A muster roll was a list of able-bodied
men who were capable of military service. They were armed at their own
expense. Several muster rolls survive for Ulster counties from the early
seventeenth century. They are usually arranged by estate and consist
in the main of a list of names with perhaps the weapons, if any, possessed.
'census of Protestant householders', 1740
What has generally been termed a 'census
of Protestant householders' was compiled in 1740. The returns were
made by the collectors of the hearth money and it has, therefore, been
suggested that this 'census' is actually a hearth money roll and
for some areas includes Catholics as well. It is no more than a list
of names arranged by county, barony and parish and, reflecting its supervision
by the inspector responsible for collecting hearth money, it is occasionally
divided into 'walks'. Some parishes are also divided into townlands.

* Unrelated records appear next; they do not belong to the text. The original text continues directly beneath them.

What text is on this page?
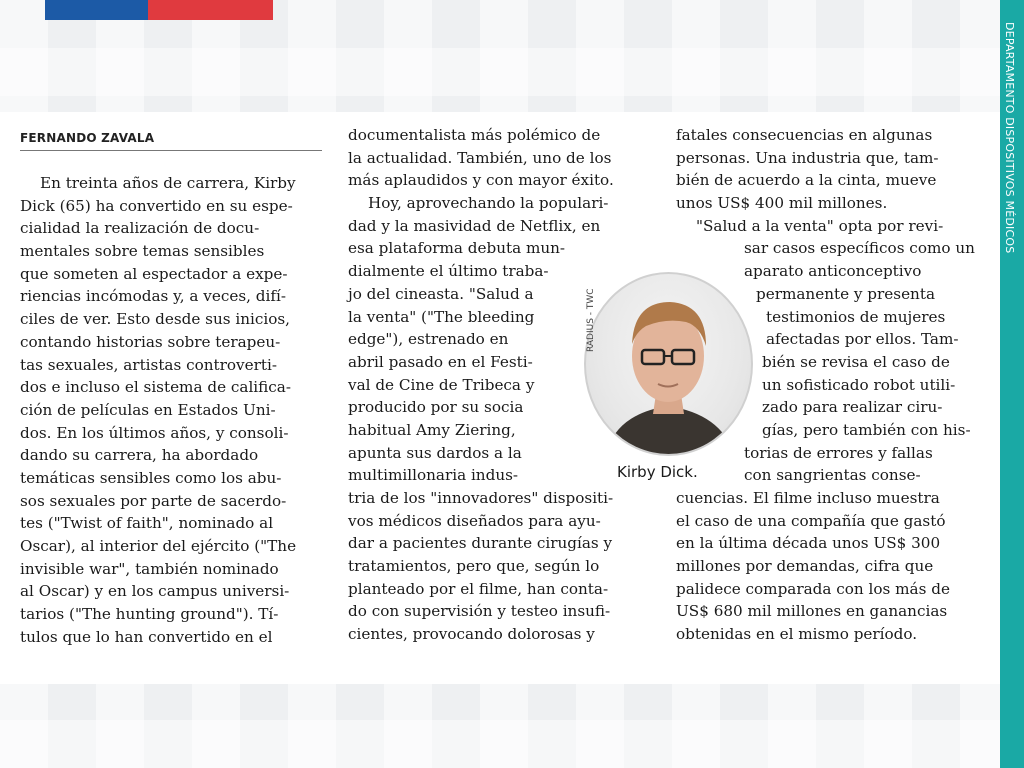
DEPARTAMENTO DISPOSITIVOS MÉDICOS
FERNANDO ZAVALA
En treinta años de carrera, Kirby
Dick (65) ha convertido en su espe-
cialidad la realización de docu-
mentales sobre temas sensibles
que someten al espectador a expe-
riencias incómodas y, a veces, difí-
ciles de ver. Esto desde sus inicios,
contando historias sobre terapeu-
tas sexuales, artistas controverti-
dos e incluso el sistema de califica-
ción de películas en Estados Uni-
dos. En los últimos años, y consoli-
dando su carrera, ha abordado
temáticas sensibles como los abu-
sos sexuales por parte de sacerdo-
tes ("Twist of faith", nominado al
Oscar), al interior del ejército ("The
invisible war", también nominado
al Oscar) y en los campus universi-
tarios ("The hunting ground"). Tí-
tulos que lo han convertido en el
documentalista más polémico de
la actualidad. También, uno de los
más aplaudidos y con mayor éxito.
Hoy, aprovechando la populari-
dad y la masividad de Netflix, en
esa plataforma debuta mun-
dialmente el último traba-
jo del cineasta. "Salud a
la venta" ("The bleeding
edge"), estrenado en
abril pasado en el Festi-
val de Cine de Tribeca y
producido por su socia
habitual Amy Ziering,
apunta sus dardos a la
multimillonaria indus-
tria de los "innovadores" dispositi-
vos médicos diseñados para ayu-
dar a pacientes durante cirugías y
tratamientos, pero que, según lo
planteado por el filme, han conta-
do con supervisión y testeo insufi-
cientes, provocando dolorosas y
fatales consecuencias en algunas
personas. Una industria que, tam-
bién de acuerdo a la cinta, mueve
unos US$ 400 mil millones.
"Salud a la venta" opta por revi-
sar casos específicos como un
aparato anticonceptivo
permanente y presenta
testimonios de mujeres
afectadas por ellos. Tam-
bién se revisa el caso de
un sofisticado robot utili-
zado para realizar ciru-
gías, pero también con his-
torias de errores y fallas
con sangrientas conse-
cuencias. El filme incluso muestra
el caso de una compañía que gastó
en la última década unos US$ 300
millones por demandas, cifra que
palidece comparada con los más de
US$ 680 mil millones en ganancias
obtenidas en el mismo período.
RADIUS - TWC
Kirby Dick.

The original records of this survey were destroyed in Dublin in 1922,
but a volume containing transcripts of the original returns is available
in the Public Search Room of PRONI.
Fighters of Derry in 1689
For information on those who were involved
in the siege of Derry in 1689 and events during the Williamite War in
general, the best single source is W.R. Young, Fighters of Derry:
Their Deeds and Descendents, Being a Chronicle of Events in Ireland
During the Revolutionary Period, 1688-91 (London, 1932). Young compiled
biographical sketches for hundreds of those who took part in the conflict,
both Jacobites and Williamites. This book contains a fascinating overview
of Irish society in the late 17th century, particularly the settler
community in northwest Ulster. This database contains the index to this
volume, displaying the page number reference for each record.
Scottish Settlers in Ulster
The Reverend David Stewart, a Presbyterian
minister and a very active local historian, extracted the names of about
1,000 Scots who were recorded as having been granted denization and
naturalisation from the printed calendars.